We feel that further controlled clinical trials to evaluate the therapeutic value of IL6 pathway inhibition in UC are warranted. Further studies into the histological, immunological, and genetic characteristics of responders and nonresponders can also enhance understanding of underlying pathophysiology.

In clinical trials, the rate of gastrointestinal perforation was 1.9 per 1000 patient-years in Tocilizumab arms, compared to 1.3 per 1000 patient-years in control arms [5]. The manufacturer therefore cautioned against the use of Tocilizumab in patient with gastrointestinal ulcerations.

In practice, RA patients without effective DMARDs will be on glucocorticoid and/or nonsteroidal anti-inflammatory drugs (NSAIDs). These are strong risk factors for gastrointestinal perforation in RA patients [7]. In our case, commencing Tocilizumab therapy has enabled the patient to discontinue prednisolone. Therefore we feel that Tocilizumab is not absolutely contraindicated in patients with gastrointestinal ulceration, and clinicians should consider the risk and benefits in each individual patient.
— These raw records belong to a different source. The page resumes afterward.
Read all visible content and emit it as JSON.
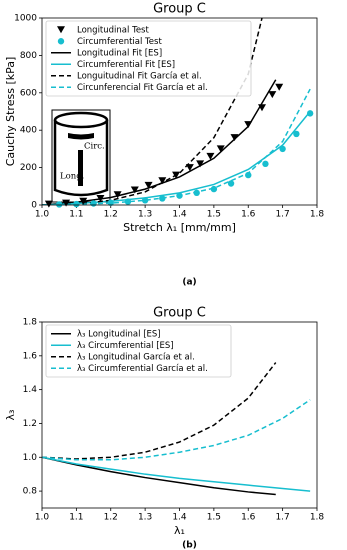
{
  "chart_data": [
    {
      "type": "line",
      "title": "Group C",
      "x_label": "Stretch λ₁ [mm/mm]",
      "y_label": "Cauchy Stress [kPa]",
      "caption": "(a)",
      "xlim": [
        1.0,
        1.8
      ],
      "ylim": [
        0,
        1000
      ],
      "xticks": [
        {
          "value": 1,
          "label": "1.0"
        },
        1.1,
        1.2,
        1.3,
        1.4,
        1.5,
        1.6,
        1.7,
        1.8
      ],
      "yticks": [
        0,
        200,
        400,
        600,
        800,
        1000
      ],
      "legend": "upper left",
      "annotations": [
        "Circ.",
        "Long."
      ],
      "series": [
        {
          "name": "Longitudinal Test",
          "color": "#000000",
          "marker": "triangle-down",
          "x": [
            1.02,
            1.07,
            1.12,
            1.17,
            1.22,
            1.27,
            1.31,
            1.35,
            1.39,
            1.43,
            1.46,
            1.49,
            1.52,
            1.56,
            1.6,
            1.64,
            1.67,
            1.69
          ],
          "values": [
            5,
            10,
            20,
            35,
            55,
            80,
            105,
            130,
            160,
            200,
            220,
            260,
            300,
            360,
            430,
            520,
            590,
            630
          ]
        },
        {
          "name": "Circumferential Test",
          "color": "#17becf",
          "marker": "circle",
          "x": [
            1.05,
            1.1,
            1.15,
            1.2,
            1.25,
            1.3,
            1.35,
            1.4,
            1.45,
            1.5,
            1.55,
            1.6,
            1.65,
            1.7,
            1.74,
            1.78
          ],
          "values": [
            3,
            5,
            8,
            12,
            18,
            25,
            35,
            50,
            65,
            85,
            115,
            160,
            220,
            300,
            380,
            490
          ]
        },
        {
          "name": "Longitudinal Fit [ES]",
          "color": "#000000",
          "dash": "solid",
          "x": [
            1.0,
            1.1,
            1.2,
            1.3,
            1.4,
            1.5,
            1.6,
            1.68
          ],
          "values": [
            0,
            15,
            40,
            85,
            150,
            250,
            420,
            670
          ]
        },
        {
          "name": "Circumferential Fit [ES]",
          "color": "#17becf",
          "dash": "solid",
          "x": [
            1.0,
            1.1,
            1.2,
            1.3,
            1.4,
            1.5,
            1.6,
            1.7,
            1.78
          ],
          "values": [
            0,
            8,
            20,
            38,
            65,
            110,
            190,
            320,
            500
          ]
        },
        {
          "name": "Longuitudinal Fit García et al.",
          "color": "#000000",
          "dash": "dashed",
          "x": [
            1.0,
            1.1,
            1.2,
            1.3,
            1.4,
            1.5,
            1.6,
            1.64
          ],
          "values": [
            0,
            5,
            25,
            70,
            170,
            360,
            700,
            1000
          ]
        },
        {
          "name": "Circunferencial Fit García et al.",
          "color": "#17becf",
          "dash": "dashed",
          "x": [
            1.0,
            1.1,
            1.2,
            1.3,
            1.4,
            1.5,
            1.6,
            1.7,
            1.78
          ],
          "values": [
            0,
            3,
            10,
            25,
            50,
            90,
            170,
            340,
            620
          ]
        }
      ]
    },
    {
      "type": "line",
      "title": "Group C",
      "x_label": "λ₁",
      "y_label": "λ₃",
      "caption": "(b)",
      "xlim": [
        1.0,
        1.8
      ],
      "ylim": [
        0.7,
        1.8
      ],
      "xticks": [
        {
          "value": 1,
          "label": "1.0"
        },
        1.1,
        1.2,
        1.3,
        1.4,
        1.5,
        1.6,
        1.7,
        1.8
      ],
      "yticks": [
        0.8,
        {
          "value": 1,
          "label": "1.0"
        },
        1.2,
        1.4,
        1.6,
        1.8
      ],
      "legend": "upper left",
      "series": [
        {
          "name": "λ₃ Longitudinal [ES]",
          "color": "#000000",
          "dash": "solid",
          "x": [
            1.0,
            1.1,
            1.2,
            1.3,
            1.4,
            1.5,
            1.6,
            1.68
          ],
          "values": [
            1.0,
            0.955,
            0.915,
            0.88,
            0.85,
            0.82,
            0.795,
            0.78
          ]
        },
        {
          "name": "λ₃ Circumferential [ES]",
          "color": "#17becf",
          "dash": "solid",
          "x": [
            1.0,
            1.1,
            1.2,
            1.3,
            1.4,
            1.5,
            1.6,
            1.7,
            1.78
          ],
          "values": [
            1.0,
            0.96,
            0.93,
            0.9,
            0.875,
            0.855,
            0.835,
            0.815,
            0.8
          ]
        },
        {
          "name": "λ₃ Longitudinal García et al.",
          "color": "#000000",
          "dash": "dashed",
          "x": [
            1.0,
            1.1,
            1.2,
            1.3,
            1.4,
            1.5,
            1.6,
            1.68
          ],
          "values": [
            1.0,
            0.99,
            1.0,
            1.03,
            1.09,
            1.19,
            1.35,
            1.56
          ]
        },
        {
          "name": "λ₃ Circumferential García et al.",
          "color": "#17becf",
          "dash": "dashed",
          "x": [
            1.0,
            1.1,
            1.2,
            1.3,
            1.4,
            1.5,
            1.6,
            1.7,
            1.78
          ],
          "values": [
            1.0,
            0.985,
            0.985,
            1.0,
            1.03,
            1.07,
            1.13,
            1.23,
            1.34
          ]
        }
      ]
    }
  ]
}
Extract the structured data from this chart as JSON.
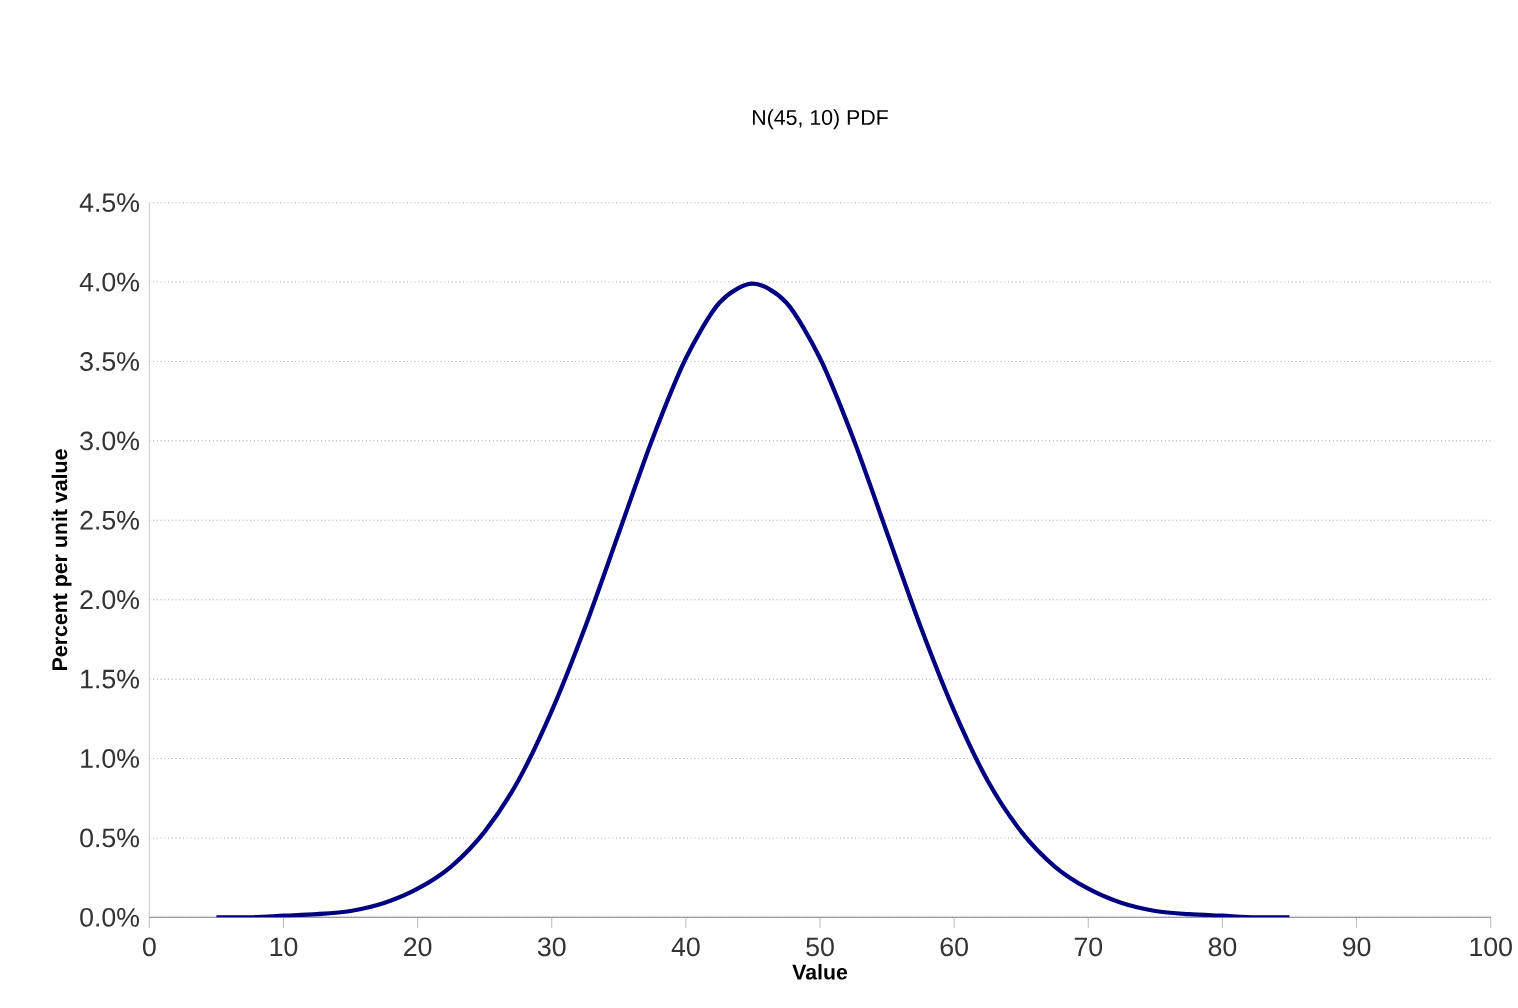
{
  "chart_data": {
    "type": "line",
    "title": "N(45, 10) PDF",
    "xlabel": "Value",
    "ylabel": "Percent per unit value",
    "series": [
      {
        "color": "#000080",
        "x": [
          5,
          7.5,
          10,
          12.5,
          15,
          17.5,
          20,
          22.5,
          25,
          27.5,
          30,
          32.5,
          35,
          37.5,
          40,
          42.5,
          45,
          47.5,
          50,
          52.5,
          55,
          57.5,
          60,
          62.5,
          65,
          67.5,
          70,
          72.5,
          75,
          77.5,
          80,
          82.5,
          85
        ],
        "values": [
          0.0,
          0.0,
          0.01,
          0.02,
          0.04,
          0.09,
          0.18,
          0.32,
          0.54,
          0.86,
          1.3,
          1.83,
          2.42,
          3.01,
          3.52,
          3.87,
          3.99,
          3.87,
          3.52,
          3.01,
          2.42,
          1.83,
          1.3,
          0.86,
          0.54,
          0.32,
          0.18,
          0.09,
          0.04,
          0.02,
          0.01,
          0.0,
          0.0
        ]
      }
    ],
    "xlim": [
      0,
      100
    ],
    "xticks": [
      0,
      10,
      20,
      30,
      40,
      50,
      60,
      70,
      80,
      90,
      100
    ],
    "ylim": [
      0,
      4.5
    ],
    "yticks": [
      {
        "value": 0,
        "label": "0.0%"
      },
      {
        "value": 0.5,
        "label": "0.5%"
      },
      {
        "value": 1,
        "label": "1.0%"
      },
      {
        "value": 1.5,
        "label": "1.5%"
      },
      {
        "value": 2,
        "label": "2.0%"
      },
      {
        "value": 2.5,
        "label": "2.5%"
      },
      {
        "value": 3,
        "label": "3.0%"
      },
      {
        "value": 3.5,
        "label": "3.5%"
      },
      {
        "value": 4,
        "label": "4.0%"
      },
      {
        "value": 4.5,
        "label": "4.5%"
      }
    ],
    "grid": "y",
    "marker": "none",
    "line_style": "solid"
  }
}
Further studies to define the risk of Tocilizumab-related gastrointestinal toxicity in “real-life” setting are indicated to inform treatment decisions in RA patients with coexisting gastrointestinal disease. Cohort study using registry data can help define risk of gastrointestinal perforation associated with biologic DMARDs [8]. Many countries have already set up national registers of RA patients treated with Tocilizumab [9], enabling the relevant study to be performed in the near future.

This is the first case report of successful Tocilizumab use in patient with coexisting UC and RA. The clinical responses in both conditions were sustained over two years. Tocilizumab is a potential therapeutic option in UC and further controlled study is warranted. Tocilizumab related gastrointestinal toxicity needs to be balanced against that of glucocorticoid and NSAIDs therapy. Analysis of registry data will allow better understanding of such risk.

Patient consent was obtained.

Competing Interests

The authors declare that they have no competing interests.